Mentally preparing for the 2nd and longer day of the high end
(2008)
"This is an excellent disc of lute music from the early 16th Century. Francesco da Milano was one of the great lute virtuosi and composers of the time and the title of this CD, "Il Divino" is the title given to him by his contemporaries. It is not hard to see why. The music here is among the finest of Renaissance lute music - often very beautiful with the melancholy of the time often to the fore, but sometimes more joyous and dance-like, it has a depth and quality which makes it far more than just the pleasant background which, in my experience, some lute music can be. The few pieces included here by other composers are just as good." - Amazonian comment
Kuchar/Janacek Phil: Smetana Ma Vlast
Well-recorded. The performance is decent but rather generic.
Blank & Jones Relax Edition Two
late nite chill.
Hopkinson Smith - Music of Bach played on the lute.
TOBYJUG posted:
Seahawks. Invisible Sunrise.
This is just right , right now. Right ?
But not to jump
This fabulous album on a lovely sunny Sunday morning here in Sheffield..
Grant Green - guitar
Joe Henderson - tenor saxophone
Duke Pearson - piano
Bobby Hutcherson - vibraphone
Bob Cranshaw - double bass
Al Harewood - drums
Alfred Lion - Producer
2014 Music Matters reissue of the 1964 Blue Note Records release.
I think I must be alone on this forum as the only person never to have heard (or been aware that I've heard) anything by the Grateful Dead.
Clive - Guilty! But its something I keep meaning to remedy by exploring one or two albums from the Grateful Dead back catalogue. Plus the same for Creedence Clearwater Revival as well. Which albums would be a good place to start?
pete T15 posted:Rediscovered thanks to my Core purchase this week , I can't believe I let this sit in the attic for the last few years ....
A Fantastic Album !!!
Pete, thanks for the reminder. Another album I'd thought about buying when released but never got around to it. Now on my to buy list!
Keith Jarrett - Handel Suites for Keyboard.
I don't have any other recordings of these Handel Suites. Therefore, I cannot compare it with other musicians. However, I think Keith Jarrett played theses suites very nice.
I guess (but can't be sure, not having heard any of their material) that this is 180 degrees removed from Grateful Dead. But I like it. Features Emily Remler, who was one of my favourite jazz guitarists, on six tracks.
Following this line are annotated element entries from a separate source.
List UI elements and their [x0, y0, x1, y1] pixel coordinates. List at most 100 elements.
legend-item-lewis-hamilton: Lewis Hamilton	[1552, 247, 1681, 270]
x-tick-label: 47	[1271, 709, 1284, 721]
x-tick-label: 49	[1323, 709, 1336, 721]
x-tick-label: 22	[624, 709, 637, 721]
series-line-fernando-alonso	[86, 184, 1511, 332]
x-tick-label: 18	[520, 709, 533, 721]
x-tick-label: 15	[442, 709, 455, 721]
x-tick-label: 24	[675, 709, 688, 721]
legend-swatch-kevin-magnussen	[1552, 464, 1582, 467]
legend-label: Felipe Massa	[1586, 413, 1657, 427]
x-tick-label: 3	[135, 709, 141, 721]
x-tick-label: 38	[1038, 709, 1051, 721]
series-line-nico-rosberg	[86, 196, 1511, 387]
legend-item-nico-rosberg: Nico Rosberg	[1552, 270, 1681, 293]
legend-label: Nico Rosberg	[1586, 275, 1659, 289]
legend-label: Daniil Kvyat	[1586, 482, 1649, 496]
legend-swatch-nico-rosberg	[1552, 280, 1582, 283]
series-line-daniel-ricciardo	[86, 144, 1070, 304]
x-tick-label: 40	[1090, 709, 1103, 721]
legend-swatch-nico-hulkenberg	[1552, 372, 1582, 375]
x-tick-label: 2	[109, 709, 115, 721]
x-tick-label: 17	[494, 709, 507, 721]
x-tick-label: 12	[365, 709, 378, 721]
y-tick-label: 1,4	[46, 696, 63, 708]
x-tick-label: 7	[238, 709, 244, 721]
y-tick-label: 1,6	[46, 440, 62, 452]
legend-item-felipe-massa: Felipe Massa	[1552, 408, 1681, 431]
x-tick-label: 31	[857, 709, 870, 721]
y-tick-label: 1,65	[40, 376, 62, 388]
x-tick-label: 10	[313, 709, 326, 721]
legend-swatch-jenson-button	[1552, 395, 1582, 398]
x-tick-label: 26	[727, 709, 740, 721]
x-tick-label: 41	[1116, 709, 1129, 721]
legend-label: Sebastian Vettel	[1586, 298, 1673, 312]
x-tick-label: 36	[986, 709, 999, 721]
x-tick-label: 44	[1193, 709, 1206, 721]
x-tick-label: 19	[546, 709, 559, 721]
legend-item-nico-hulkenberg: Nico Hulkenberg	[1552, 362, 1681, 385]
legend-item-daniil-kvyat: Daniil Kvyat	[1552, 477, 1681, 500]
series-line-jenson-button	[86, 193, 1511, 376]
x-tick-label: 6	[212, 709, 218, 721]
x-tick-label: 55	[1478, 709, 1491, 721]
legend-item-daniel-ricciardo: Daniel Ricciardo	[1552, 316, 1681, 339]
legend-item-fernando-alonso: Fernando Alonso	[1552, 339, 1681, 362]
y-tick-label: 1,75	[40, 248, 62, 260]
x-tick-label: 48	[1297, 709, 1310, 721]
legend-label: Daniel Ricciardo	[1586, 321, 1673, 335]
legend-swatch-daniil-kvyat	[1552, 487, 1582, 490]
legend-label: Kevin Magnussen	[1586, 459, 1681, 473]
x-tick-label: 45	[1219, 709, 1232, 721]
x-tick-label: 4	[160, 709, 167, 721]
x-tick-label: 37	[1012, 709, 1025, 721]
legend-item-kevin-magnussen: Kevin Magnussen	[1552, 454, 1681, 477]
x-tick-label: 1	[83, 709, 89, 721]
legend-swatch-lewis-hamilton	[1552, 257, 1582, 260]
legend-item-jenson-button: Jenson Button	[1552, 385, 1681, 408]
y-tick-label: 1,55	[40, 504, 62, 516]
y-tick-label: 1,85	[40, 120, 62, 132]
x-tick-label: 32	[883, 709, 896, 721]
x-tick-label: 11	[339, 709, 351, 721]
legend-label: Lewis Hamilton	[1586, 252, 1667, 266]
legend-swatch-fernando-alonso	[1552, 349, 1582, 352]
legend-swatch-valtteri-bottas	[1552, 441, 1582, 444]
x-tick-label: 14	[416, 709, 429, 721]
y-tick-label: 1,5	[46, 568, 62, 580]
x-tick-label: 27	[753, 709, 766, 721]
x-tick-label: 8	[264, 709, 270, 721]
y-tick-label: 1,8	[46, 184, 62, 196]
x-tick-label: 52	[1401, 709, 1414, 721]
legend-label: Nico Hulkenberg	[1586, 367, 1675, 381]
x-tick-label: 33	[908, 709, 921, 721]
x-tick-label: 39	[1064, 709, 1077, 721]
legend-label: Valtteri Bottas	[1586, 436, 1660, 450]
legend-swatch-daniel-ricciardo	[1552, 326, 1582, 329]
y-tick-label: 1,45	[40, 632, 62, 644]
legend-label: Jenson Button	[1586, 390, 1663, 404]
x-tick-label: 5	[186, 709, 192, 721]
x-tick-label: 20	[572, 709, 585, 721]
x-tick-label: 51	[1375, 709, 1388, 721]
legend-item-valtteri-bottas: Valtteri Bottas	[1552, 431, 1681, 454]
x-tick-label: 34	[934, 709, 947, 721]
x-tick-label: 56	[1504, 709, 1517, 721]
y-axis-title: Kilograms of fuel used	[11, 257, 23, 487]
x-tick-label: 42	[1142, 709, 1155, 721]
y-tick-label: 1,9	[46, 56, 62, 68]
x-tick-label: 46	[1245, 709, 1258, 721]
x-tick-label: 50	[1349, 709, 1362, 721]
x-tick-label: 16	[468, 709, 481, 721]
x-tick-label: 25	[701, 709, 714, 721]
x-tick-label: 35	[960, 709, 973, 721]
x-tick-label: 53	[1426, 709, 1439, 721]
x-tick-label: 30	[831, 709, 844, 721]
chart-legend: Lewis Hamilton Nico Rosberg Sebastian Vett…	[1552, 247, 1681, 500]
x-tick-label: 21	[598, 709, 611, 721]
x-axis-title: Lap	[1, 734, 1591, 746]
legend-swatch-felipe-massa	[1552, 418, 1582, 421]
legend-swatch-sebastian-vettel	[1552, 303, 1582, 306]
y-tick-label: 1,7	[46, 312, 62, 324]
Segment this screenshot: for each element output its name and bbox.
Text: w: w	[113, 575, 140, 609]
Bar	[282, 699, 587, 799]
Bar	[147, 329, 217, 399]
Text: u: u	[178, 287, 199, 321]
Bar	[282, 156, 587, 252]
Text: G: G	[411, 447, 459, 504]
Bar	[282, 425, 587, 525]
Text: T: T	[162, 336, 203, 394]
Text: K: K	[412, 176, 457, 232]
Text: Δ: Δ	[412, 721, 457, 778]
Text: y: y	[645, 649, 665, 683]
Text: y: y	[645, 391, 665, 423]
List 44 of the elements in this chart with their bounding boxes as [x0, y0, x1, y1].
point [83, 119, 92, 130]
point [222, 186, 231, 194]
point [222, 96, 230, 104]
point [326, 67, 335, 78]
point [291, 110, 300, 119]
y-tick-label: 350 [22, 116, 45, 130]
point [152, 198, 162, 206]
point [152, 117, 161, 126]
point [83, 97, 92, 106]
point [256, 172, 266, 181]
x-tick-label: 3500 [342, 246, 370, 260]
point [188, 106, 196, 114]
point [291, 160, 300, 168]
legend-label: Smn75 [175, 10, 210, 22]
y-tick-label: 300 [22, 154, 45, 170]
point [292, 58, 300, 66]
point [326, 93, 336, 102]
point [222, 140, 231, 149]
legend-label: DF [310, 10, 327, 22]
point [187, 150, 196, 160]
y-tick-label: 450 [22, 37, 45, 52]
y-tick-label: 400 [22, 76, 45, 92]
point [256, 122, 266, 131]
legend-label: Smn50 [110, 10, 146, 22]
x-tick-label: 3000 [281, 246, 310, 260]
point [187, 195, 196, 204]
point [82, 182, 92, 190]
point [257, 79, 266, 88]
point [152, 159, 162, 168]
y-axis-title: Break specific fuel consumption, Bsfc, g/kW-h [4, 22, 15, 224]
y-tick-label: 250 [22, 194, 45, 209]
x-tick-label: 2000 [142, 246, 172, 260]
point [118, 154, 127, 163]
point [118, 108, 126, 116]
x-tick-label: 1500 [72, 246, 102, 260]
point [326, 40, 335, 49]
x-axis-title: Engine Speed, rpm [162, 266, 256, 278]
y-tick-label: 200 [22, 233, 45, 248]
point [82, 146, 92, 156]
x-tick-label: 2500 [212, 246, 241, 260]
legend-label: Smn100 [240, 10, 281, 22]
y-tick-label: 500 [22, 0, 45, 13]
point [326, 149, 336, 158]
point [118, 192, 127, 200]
Recorded 43 years ago this month. How come it still sounds sooooo much better than many 'modern' recordings!?
G
More Jarrett:
With two of my favourite songs - Little Girl Blue and Old Folks
MDS posted:
Prompted by the earlier discussion on here about Peter G v Phil C and what generation of Genesis was best. I think the band were perhaps at there most creative with this album.
Agreed that this is possibly Genesis at their most creative, artistic pinnacle. But there's also Foxtrot to consider, with the undeniable masterpiece of 'Supper's Ready'. And then what about Nursery Cryme, with 'Musical Box' and 'The Fountain of Salmacis'? I can see a Genesis afternoon coming on...
Grant Green.
My current go to album this stunning album has everything psychedelic blues, blues rock, jazz - the Donald Byrd title track plus a stunning version of the Ramsey Lewis classic 'Wade In The Water '.
HARVEY MANDEL Cristo Redentor (1968 first UK issue 10-track stereo LP
Just listening to Ron Wood, feel like playing, lovely live feel to this studio album with friends like slash and billy gibbons.